A federal judge is scheduled to hear arguments Wednesday on whether Terrebonne Parish school officials acted properly when they closed Pointe-aux-Chenes Elementary earlier this year.
The School Board voted 6-3 in April to send the students to Montegut Elementary, about four miles away, starting this fall. Officials cited decreasing enrollment and cost savings by consolidating resources.
About a dozen parents filed suit June 11 in U.S. District Court in New Orleans, asking a judge to keep the school open offering classes in the French language Native American and Cajun families in the small community have spoken for generations.
"The decision to close PAC Elementary School and to deny establishment of the requested French Immersion Program continues a pattern and practice of discrimination against Native American and Cajun children," the lawsuit alleges.
Officials said they have not determined what they will do with the building now that it is closed. About 100 students attended Pointe-aux-Chenes Elementary before the closure. At the time, Montegut Elementary enrolled 143 students.
The School Board had asked U.S. District Judge Carl Barbier to dismiss the suit, but he allowed the case to proceed in an order issued Nov. 2.
Barbier did reject five of six legal violations parents alleged, including claims the board violated state laws in denying parents' request to convert the school to a French Immersion Program.
But the judge allowed the case to proceed after finding parents had made "plausible" claims that the board violated Title VI of the federal Civil Rights Act of 1964. The law prohibits discrimination on the basis of race, color or national origin in any program or activity that receives federal money.

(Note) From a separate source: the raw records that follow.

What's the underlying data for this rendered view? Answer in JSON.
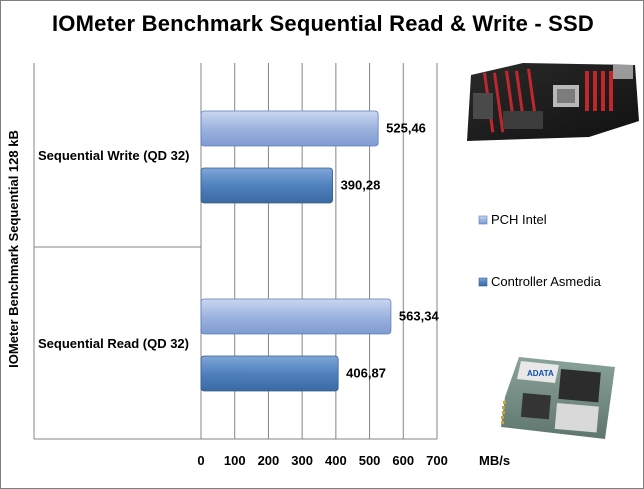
{
  "chart_data": {
    "type": "bar",
    "orientation": "horizontal",
    "title": "IOMeter Benchmark Sequential Read & Write - SSD",
    "ylabel": "IOMeter Benchmark Sequential 128 kB",
    "xlabel": "MB/s",
    "xlim": [
      0,
      700
    ],
    "xticks": [
      "0",
      "100",
      "200",
      "300",
      "400",
      "500",
      "600",
      "700"
    ],
    "categories": [
      "Sequential Write (QD 32)",
      "Sequential Read (QD 32)"
    ],
    "series": [
      {
        "name": "PCH Intel",
        "values": [
          525.46,
          563.34
        ],
        "labels": [
          "525,46",
          "563,34"
        ],
        "color": "#8ea9db"
      },
      {
        "name": "Controller Asmedia",
        "values": [
          390.28,
          406.87
        ],
        "labels": [
          "390,28",
          "406,87"
        ],
        "color": "#4f81bd"
      }
    ],
    "grid": true,
    "legend_position": "right"
  },
  "images": {
    "top_right": "motherboard-photo",
    "bottom_right": "ssd-module-photo",
    "ssd_brand": "ADATA"
  }
}
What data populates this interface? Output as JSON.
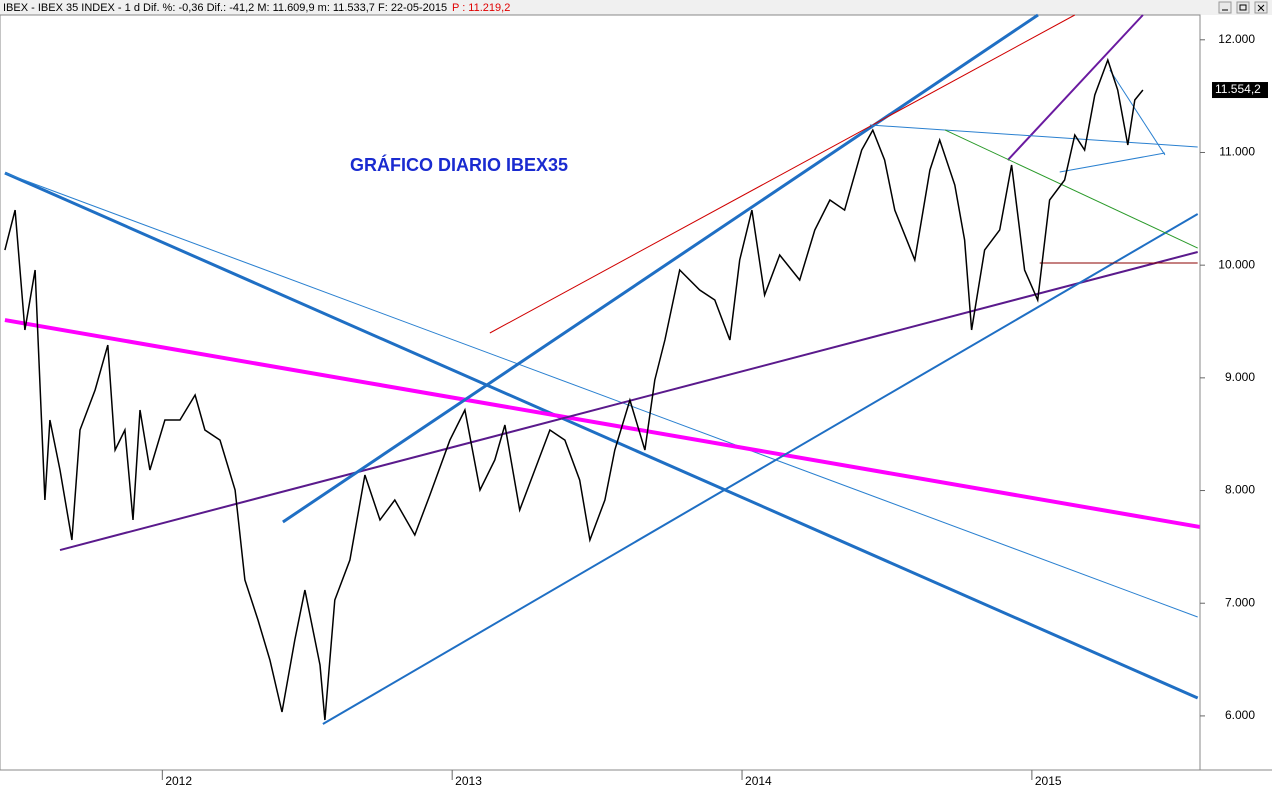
{
  "chart_data": {
    "type": "line",
    "header": "IBEX - IBEX 35 INDEX - 1 d Dif. %: -0,36 Dif.: -41,2 M: 11.609,9 m: 11.533,7 F: 22-05-2015",
    "header_price": "P : 11.219,2",
    "annotation": "GRÁFICO DIARIO IBEX35",
    "x": [
      2011.457,
      2011.492,
      2011.526,
      2011.561,
      2011.595,
      2011.612,
      2011.647,
      2011.688,
      2011.716,
      2011.768,
      2011.812,
      2011.837,
      2011.871,
      2011.899,
      2011.923,
      2011.957,
      2012.009,
      2012.061,
      2012.113,
      2012.147,
      2012.199,
      2012.251,
      2012.285,
      2012.33,
      2012.371,
      2012.413,
      2012.457,
      2012.492,
      2012.544,
      2012.561,
      2012.595,
      2012.647,
      2012.699,
      2012.751,
      2012.802,
      2012.871,
      2012.923,
      2012.992,
      2013.044,
      2013.096,
      2013.147,
      2013.182,
      2013.233,
      2013.285,
      2013.337,
      2013.389,
      2013.44,
      2013.475,
      2013.527,
      2013.561,
      2013.613,
      2013.665,
      2013.699,
      2013.734,
      2013.785,
      2013.854,
      2013.906,
      2013.958,
      2013.992,
      2014.034,
      2014.078,
      2014.13,
      2014.199,
      2014.251,
      2014.303,
      2014.354,
      2014.413,
      2014.451,
      2014.492,
      2014.527,
      2014.596,
      2014.648,
      2014.682,
      2014.734,
      2014.768,
      2014.792,
      2014.837,
      2014.889,
      2014.93,
      2014.975,
      2015.02,
      2015.061,
      2015.113,
      2015.148,
      2015.182,
      2015.217,
      2015.262,
      2015.296,
      2015.331,
      2015.355,
      2015.383
    ],
    "series": [
      {
        "name": "IBEX",
        "color": "#000000",
        "values": [
          10134,
          10489,
          9425,
          9957,
          7916,
          8626,
          8182,
          7561,
          8537,
          8892,
          9291,
          8360,
          8537,
          7739,
          8715,
          8182,
          8626,
          8626,
          8848,
          8537,
          8448,
          8005,
          7206,
          6851,
          6496,
          6035,
          6674,
          7117,
          6452,
          5964,
          7029,
          7384,
          8138,
          7739,
          7916,
          7605,
          7960,
          8448,
          8715,
          8005,
          8271,
          8582,
          7827,
          8182,
          8537,
          8448,
          8093,
          7561,
          7916,
          8360,
          8803,
          8360,
          8981,
          9336,
          9957,
          9780,
          9691,
          9336,
          10046,
          10489,
          9735,
          10090,
          9868,
          10312,
          10578,
          10489,
          11022,
          11199,
          10933,
          10489,
          10046,
          10844,
          11111,
          10711,
          10223,
          9425,
          10134,
          10312,
          10889,
          9957,
          9691,
          10578,
          10756,
          11155,
          11022,
          11510,
          11821,
          11554,
          11066,
          11466,
          11554
        ]
      }
    ],
    "last_price": {
      "value": 11554.2,
      "label": "11.554,2"
    },
    "xlim": [
      2011.44,
      2015.58
    ],
    "xticks": [
      2012,
      2013,
      2014,
      2015
    ],
    "ylim": [
      5520,
      12220
    ],
    "yticks": [
      {
        "value": 6000,
        "label": "6.000"
      },
      {
        "value": 7000,
        "label": "7.000"
      },
      {
        "value": 8000,
        "label": "8.000"
      },
      {
        "value": 9000,
        "label": "9.000"
      },
      {
        "value": 10000,
        "label": "10.000"
      },
      {
        "value": 11000,
        "label": "11.000"
      },
      {
        "value": 12000,
        "label": "12.000"
      }
    ],
    "trend_lines": [
      {
        "x": [
          2011.457,
          2015.572
        ],
        "y": [
          10818,
          6159
        ],
        "color": "#1f6fc4",
        "width": 3
      },
      {
        "x": [
          2011.457,
          2015.572
        ],
        "y": [
          10818,
          6878
        ],
        "color": "#2a80d0",
        "width": 1
      },
      {
        "x": [
          2011.457,
          2015.579
        ],
        "y": [
          9513,
          7677
        ],
        "color": "#ff00ff",
        "width": 4
      },
      {
        "x": [
          2011.647,
          2015.572
        ],
        "y": [
          7472,
          10117
        ],
        "color": "#5a1a8c",
        "width": 2
      },
      {
        "x": [
          2012.416,
          2015.021
        ],
        "y": [
          7721,
          12220
        ],
        "color": "#1f6fc4",
        "width": 3
      },
      {
        "x": [
          2012.554,
          2015.572
        ],
        "y": [
          5928,
          10454
        ],
        "color": "#1f6fc4",
        "width": 2
      },
      {
        "x": [
          2013.13,
          2015.148
        ],
        "y": [
          9398,
          12220
        ],
        "color": "#d00000",
        "width": 1
      },
      {
        "x": [
          2014.917,
          2015.383
        ],
        "y": [
          10933,
          12220
        ],
        "color": "#6a1aa0",
        "width": 2
      },
      {
        "x": [
          2014.441,
          2015.572
        ],
        "y": [
          11244,
          11049
        ],
        "color": "#2a80d0",
        "width": 1
      },
      {
        "x": [
          2014.7,
          2015.572
        ],
        "y": [
          11200,
          10152
        ],
        "color": "#2a9a2a",
        "width": 1
      },
      {
        "x": [
          2015.027,
          2015.572
        ],
        "y": [
          10019,
          10019
        ],
        "color": "#8b0000",
        "width": 1
      },
      {
        "x": [
          2015.269,
          2015.459
        ],
        "y": [
          11732,
          10978
        ],
        "color": "#2a80d0",
        "width": 1
      },
      {
        "x": [
          2015.096,
          2015.459
        ],
        "y": [
          10827,
          10995
        ],
        "color": "#2a80d0",
        "width": 1
      }
    ]
  }
}
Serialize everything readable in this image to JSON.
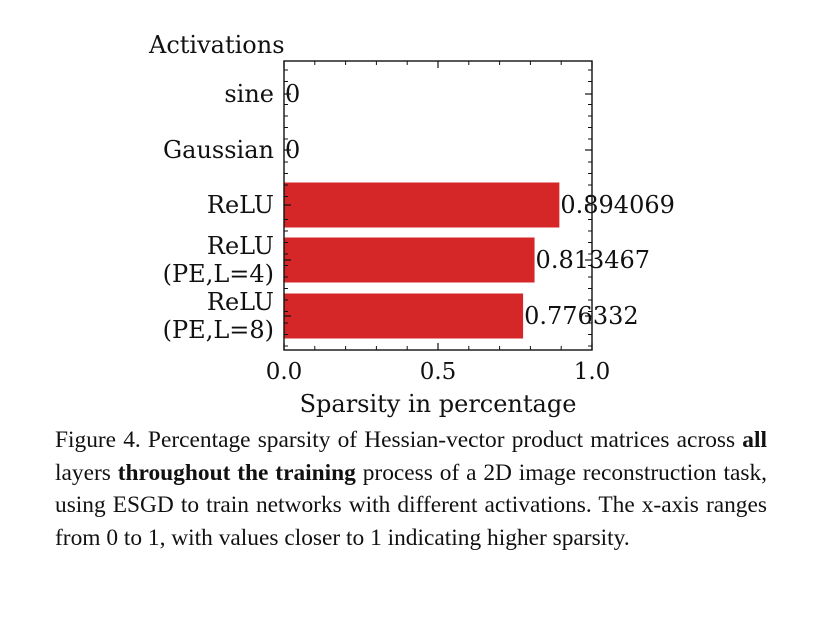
{
  "chart_data": {
    "type": "bar",
    "orientation": "horizontal",
    "title": "",
    "category_axis_title": "Activations",
    "xlabel": "Sparsity in percentage",
    "categories": [
      [
        "sine"
      ],
      [
        "Gaussian"
      ],
      [
        "ReLU"
      ],
      [
        "ReLU",
        "(PE,L=4)"
      ],
      [
        "ReLU",
        "(PE,L=8)"
      ]
    ],
    "values": [
      0,
      0,
      0.894069,
      0.813467,
      0.776332
    ],
    "value_labels": [
      "0",
      "0",
      "0.894069",
      "0.813467",
      "0.776332"
    ],
    "xlim": [
      0,
      1
    ],
    "xticks": [
      0,
      0.5,
      1
    ],
    "xtick_labels": [
      "0.0",
      "0.5",
      "1.0"
    ],
    "bar_color": "#d62728",
    "grid": false
  },
  "caption": {
    "label": "Figure 4.",
    "text_1": " Percentage sparsity of Hessian-vector product matrices across ",
    "bold_1": "all",
    "text_2": " layers ",
    "bold_2": "throughout the training",
    "text_3": " process of a 2D image reconstruction task, using ESGD to train networks with different activations. The x-axis ranges from 0 to 1, with values closer to 1 indicating higher sparsity."
  }
}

Barbier notes that the lawsuit alleges the board voted to close the school despite:
Testimony about its importance to Native American children.
A letter from experts supporting the need for a school that is culturally reflective in Pointe-aux-Chenes.
A pledge from state officials to provide $1 million to keep the school open.
The judge also noted that, according to the plaintiffs, Pointe-aux-Chenes Elementary qualified for federal money for Indian Education and other programs.
"No report, analysis or evaluation, plaintiffs assert, was provided as to why the School Board proposed to close the school, and no School Board member articulated any reason why the school should be closed when casting their votes," Barbier said in his decision to let the case proceed.
Barbier noted that the School Board "seemed to ignore community input," and the judge found the plaintiffs' claims of discrimination "plausible."
Also named as defendants are schools Superintendent Philip Martin and School Board President Gregory Harding. They are represented by Stanwood Duval of Duval, Funderburk, Sundbery, Richard & Watkins of Houma.
The plaintiffs are represented by Louis Koerner of the Koerner Law Firm of New Orleans.